É uma boa ideia colocar os antigos alunos a participar na eleição, ainda assim há que ser realista: em Portugal os alumni, em número suficientemente expressivo, não têm ligação à sua alma mater e não será poderem votar de 6 em 6 anos que a vai criar. Dar um peso de 25% aos antigos alunos, a esmagadora maioria desligada do dia-a-dia na instituição, parece-me desajustado. Se queremos um modelo anglo-saxónico, de proximidade entre as instituições e os alumni, precisamos de uma estratégia global e não apenas de uma medida avulsa. Uma solução seria reduzir o peso dos alumni para 15% e criar um programa de envolvimento progressivo, onde os ex-alunos participam de forma mais ativa, não apenas em eleições, mas também em projetos académicos. Nos EUA, universidades como Harvard e Stanford demonstram como associações fortes de ex-alunos podem contribuir não apenas financeiramente, mas também estrategicamente.

São as Instituições e os seus dirigentes quem sabe o que é melhor para si. Aliás, têm provado, ao longo dos últimos anos, serem bons exemplos de gestão financeira – são instituições dignas de confiança.

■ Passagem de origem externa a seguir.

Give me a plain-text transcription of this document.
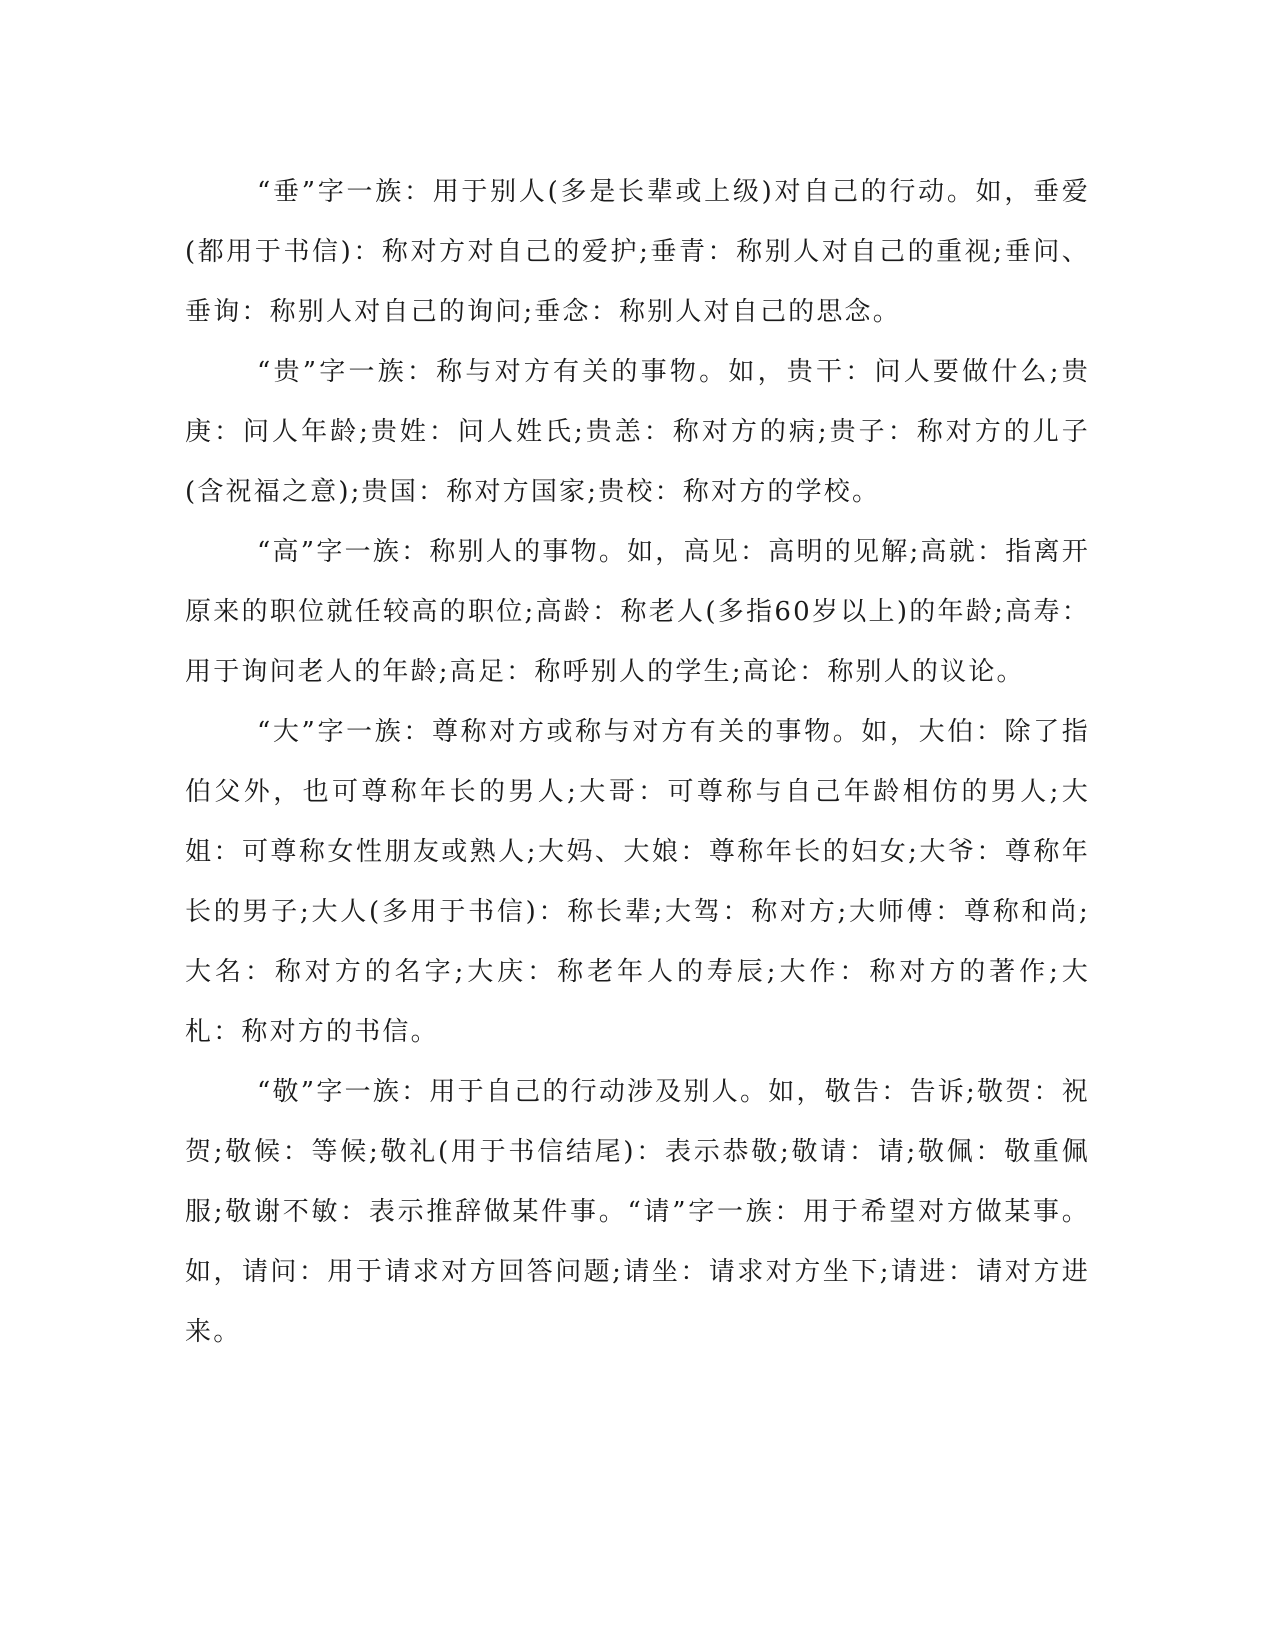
“垂”字一族：用于别人(多是长辈或上级)对自己的行动。如，垂爱(都用于书信)：称对方对自己的爱护;垂青：称别人对自己的重视;垂问、垂询：称别人对自己的询问;垂念：称别人对自己的思念。

“贵”字一族：称与对方有关的事物。如，贵干：问人要做什么;贵庚：问人年龄;贵姓：问人姓氏;贵恙：称对方的病;贵子：称对方的儿子(含祝福之意);贵国：称对方国家;贵校：称对方的学校。

“高”字一族：称别人的事物。如，高见：高明的见解;高就：指离开原来的职位就任较高的职位;高龄：称老人(多指60岁以上)的年龄;高寿：用于询问老人的年龄;高足：称呼别人的学生;高论：称别人的议论。

“大”字一族：尊称对方或称与对方有关的事物。如，大伯：除了指伯父外，也可尊称年长的男人;大哥：可尊称与自己年龄相仿的男人;大姐：可尊称女性朋友或熟人;大妈、大娘：尊称年长的妇女;大爷：尊称年长的男子;大人(多用于书信)：称长辈;大驾：称对方;大师傅：尊称和尚;大名：称对方的名字;大庆：称老年人的寿辰;大作：称对方的著作;大札：称对方的书信。

“敬”字一族：用于自己的行动涉及别人。如，敬告：告诉;敬贺：祝贺;敬候：等候;敬礼(用于书信结尾)：表示恭敬;敬请：请;敬佩：敬重佩服;敬谢不敏：表示推辞做某件事。“请”字一族：用于希望对方做某事。如，请问：用于请求对方回答问题;请坐：请求对方坐下;请进：请对方进来。
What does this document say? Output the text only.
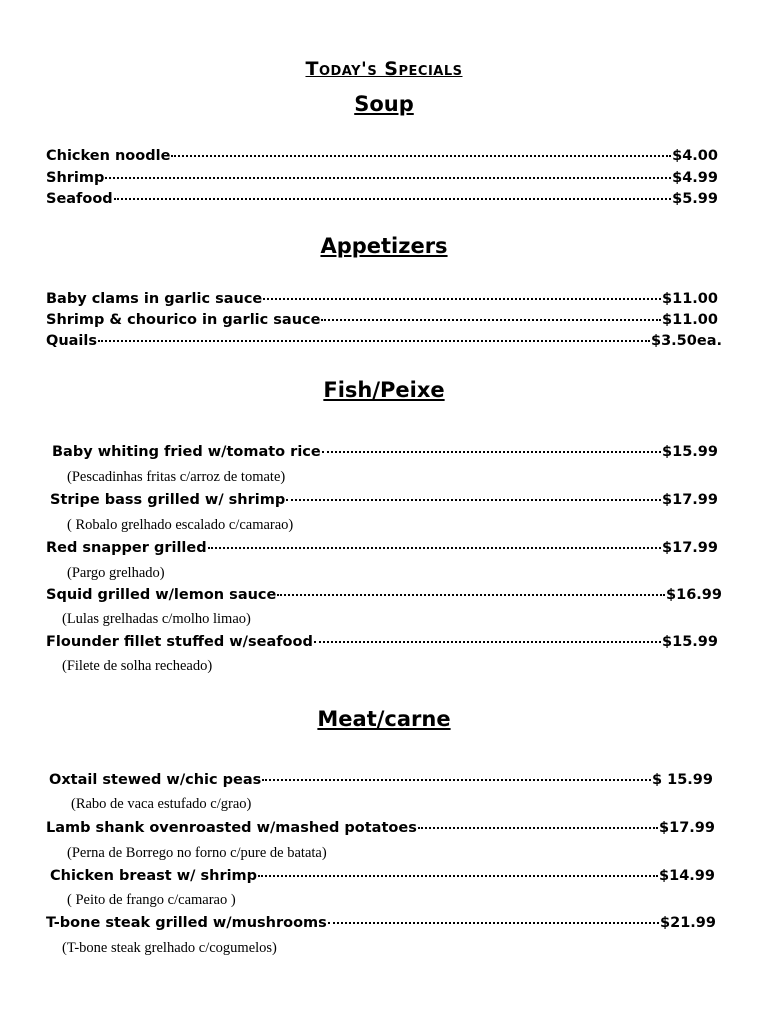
Today's Specials
Soup
Chicken noodle	$4.00
Shrimp	$4.99
Seafood	$5.99
Appetizers
Baby clams in garlic sauce	$11.00
Shrimp & chourico in garlic sauce	$11.00
Quails	$3.50ea.
Fish/Peixe
Baby whiting fried w/tomato rice	$15.99
(Pescadinhas fritas c/arroz de tomate)
Stripe bass grilled w/ shrimp	$17.99
( Robalo grelhado escalado c/camarao)
Red snapper grilled	$17.99
(Pargo grelhado)
Squid grilled w/lemon sauce	$16.99
(Lulas grelhadas c/molho limao)
Flounder fillet stuffed w/seafood	$15.99
(Filete de solha recheado)
Meat/carne
Oxtail stewed w/chic peas	$ 15.99
(Rabo de vaca estufado c/grao)
Lamb shank ovenroasted w/mashed potatoes	$17.99
(Perna de Borrego no forno c/pure de batata)
Chicken breast w/ shrimp	$14.99
( Peito de frango c/camarao )
T-bone steak grilled w/mushrooms	$21.99
(T-bone steak grelhado c/cogumelos)
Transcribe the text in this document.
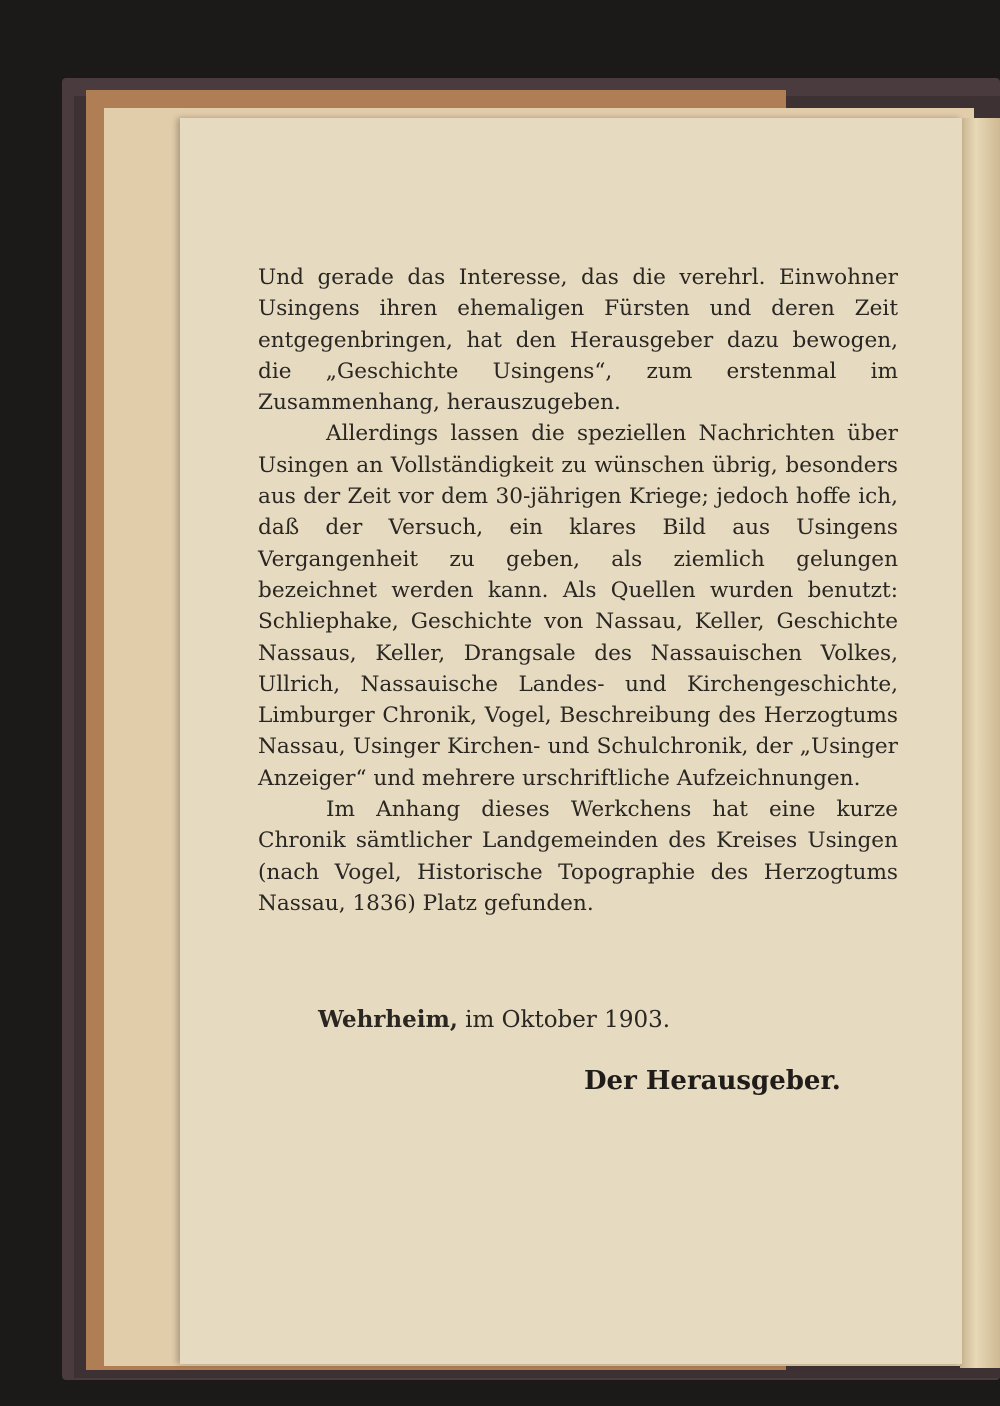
Und gerade das Interesse, das die verehrl. Einwohner Usingens ihren ehemaligen Fürsten und deren Zeit entgegenbringen, hat den Herausgeber dazu bewogen, die „Geschichte Usingens“, zum erstenmal im Zusammenhang, herauszugeben.

Allerdings lassen die speziellen Nachrichten über Usingen an Vollständigkeit zu wünschen übrig, besonders aus der Zeit vor dem 30-jährigen Kriege; jedoch hoffe ich, daß der Versuch, ein klares Bild aus Usingens Vergangenheit zu geben, als ziemlich gelungen bezeichnet werden kann. Als Quellen wurden benutzt: Schliephake, Geschichte von Nassau, Keller, Geschichte Nassaus, Keller, Drangsale des Nassauischen Volkes, Ullrich, Nassauische Landes- und Kirchengeschichte, Limburger Chronik, Vogel, Beschreibung des Herzogtums Nassau, Usinger Kirchen- und Schulchronik, der „Usinger Anzeiger“ und mehrere urschriftliche Aufzeichnungen.

Im Anhang dieses Werkchens hat eine kurze Chronik sämtlicher Landgemeinden des Kreises Usingen (nach Vogel, Historische Topographie des Herzogtums Nassau, 1836) Platz gefunden.

Wehrheim, im Oktober 1903.
Der Herausgeber.
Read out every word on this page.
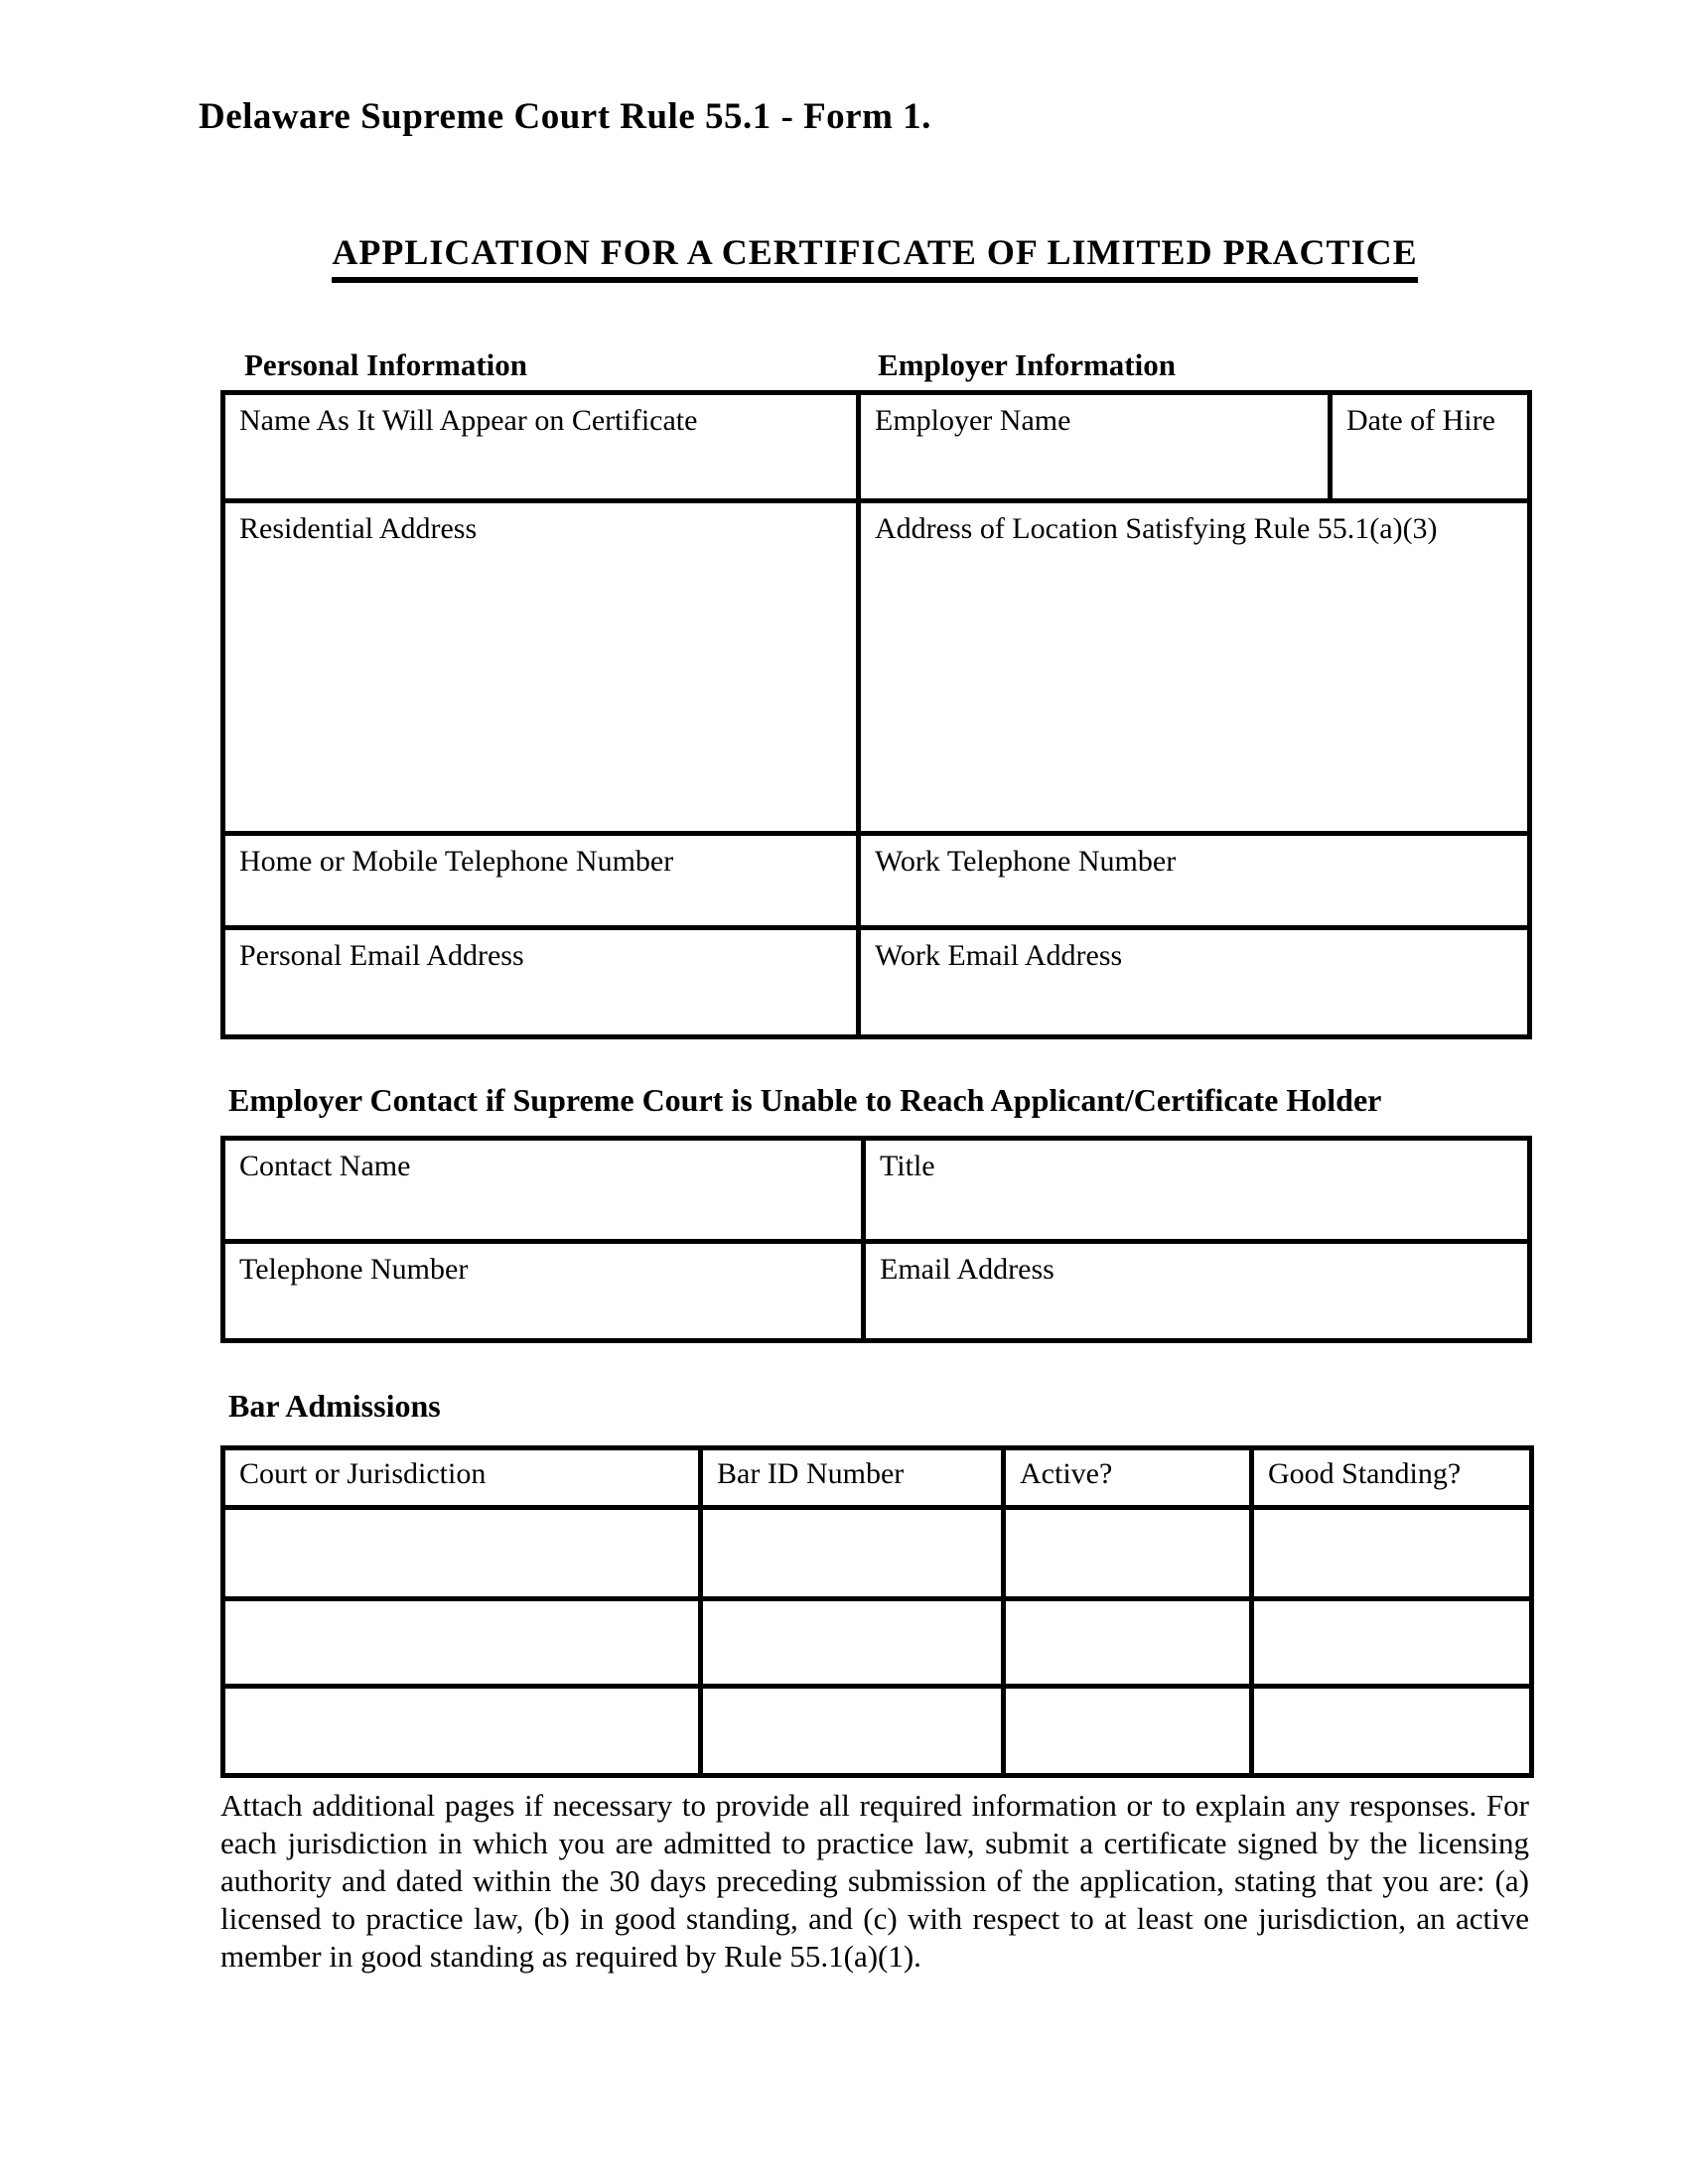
Delaware Supreme Court Rule 55.1 - Form 1.
APPLICATION FOR A CERTIFICATE OF LIMITED PRACTICE
Personal Information	Employer Information
Name As It Will Appear on Certificate	Employer Name	Date of Hire
Residential Address	Address of Location Satisfying Rule 55.1(a)(3)	
Home or Mobile Telephone Number	Work Telephone Number	
Personal Email Address	Work Email Address	
Employer Contact if Supreme Court is Unable to Reach Applicant/Certificate Holder
Contact Name	Title
Telephone Number	Email Address
Bar Admissions
Court or Jurisdiction	Bar ID Number	Active?	Good Standing?

Attach additional pages if necessary to provide all required information or to explain any responses. For each jurisdiction in which you are admitted to practice law, submit a certificate signed by the licensing authority and dated within the 30 days preceding submission of the application, stating that you are: (a) licensed to practice law, (b) in good standing, and (c) with respect to at least one jurisdiction, an active member in good standing as required by Rule 55.1(a)(1).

Assim, num outro ponto presente na proposta, dar mais autonomia patrimonial às instituições é fundamental e a proposta do governo vai e bem nesse sentido, deixando de ser necessário, por exemplo, autorização do ministério para comprar ou alienar imóveis.

No que diz respeito à autonomia institucional permitir-se aos institutos politécnicos outorgar o grau de doutor foi um passo importante no sentido da flexibilização do sistema e do reforço da autonomia das instituições. Mas onde a proposta do Governo peca é na denominação das Instituições.

Hoje, uma Universidade para ser Universidade tem de lecionar um ciclo de estudos de doutoramento em 3 áreas diferentes, caso contrário é um instituto universitário. O que o governo propõe é que uma instituição politécnica se possa designar “universidade politécnica” lecionando apenas um doutoramento, numa só área do saber. Com esta proposta, estamos a criar desproporcionalidade nos critérios e a nivelar por baixo. Em vez disso, sugiro que o uso do termo “universidade politécnica” esteja vinculado à oferta de doutoramentos em pelo menos três áreas, garantindo padrões de qualidade sem comprometer a identidade.

A proposta de reforma do RJIES é também positiva ao aumentar a representação dos estudantes no conselho geral e a sua preponderância na eleição do líder da IES ou das unidades orgânicas. No entanto, é fundamental introduzir um estatuto universal de direitos e deveres para os estudantes do ensino superior, promovendo equidade entre instituições. Não podemos ter estudantes em situações iguais tratados de forma diferente no nosso sistema. Hoje dois trabalhadores na mesma entidade, inscritos no mesmo ciclo de estudo mas em instituições diferentes, podem ser tratados de forma desigual, não tendo os mesmos direitos. Esta reforma do RJIES é a oportunidade ideal para mudar isso.

Em suma, a proposta do governo é positiva, devolvendo a democracia às IES, promovendo a autonomia e dando mais voz aos estudantes, mas tem erros graves que podem pôr em risco uma reforma que tinha tudo para ser histórica pela positiva.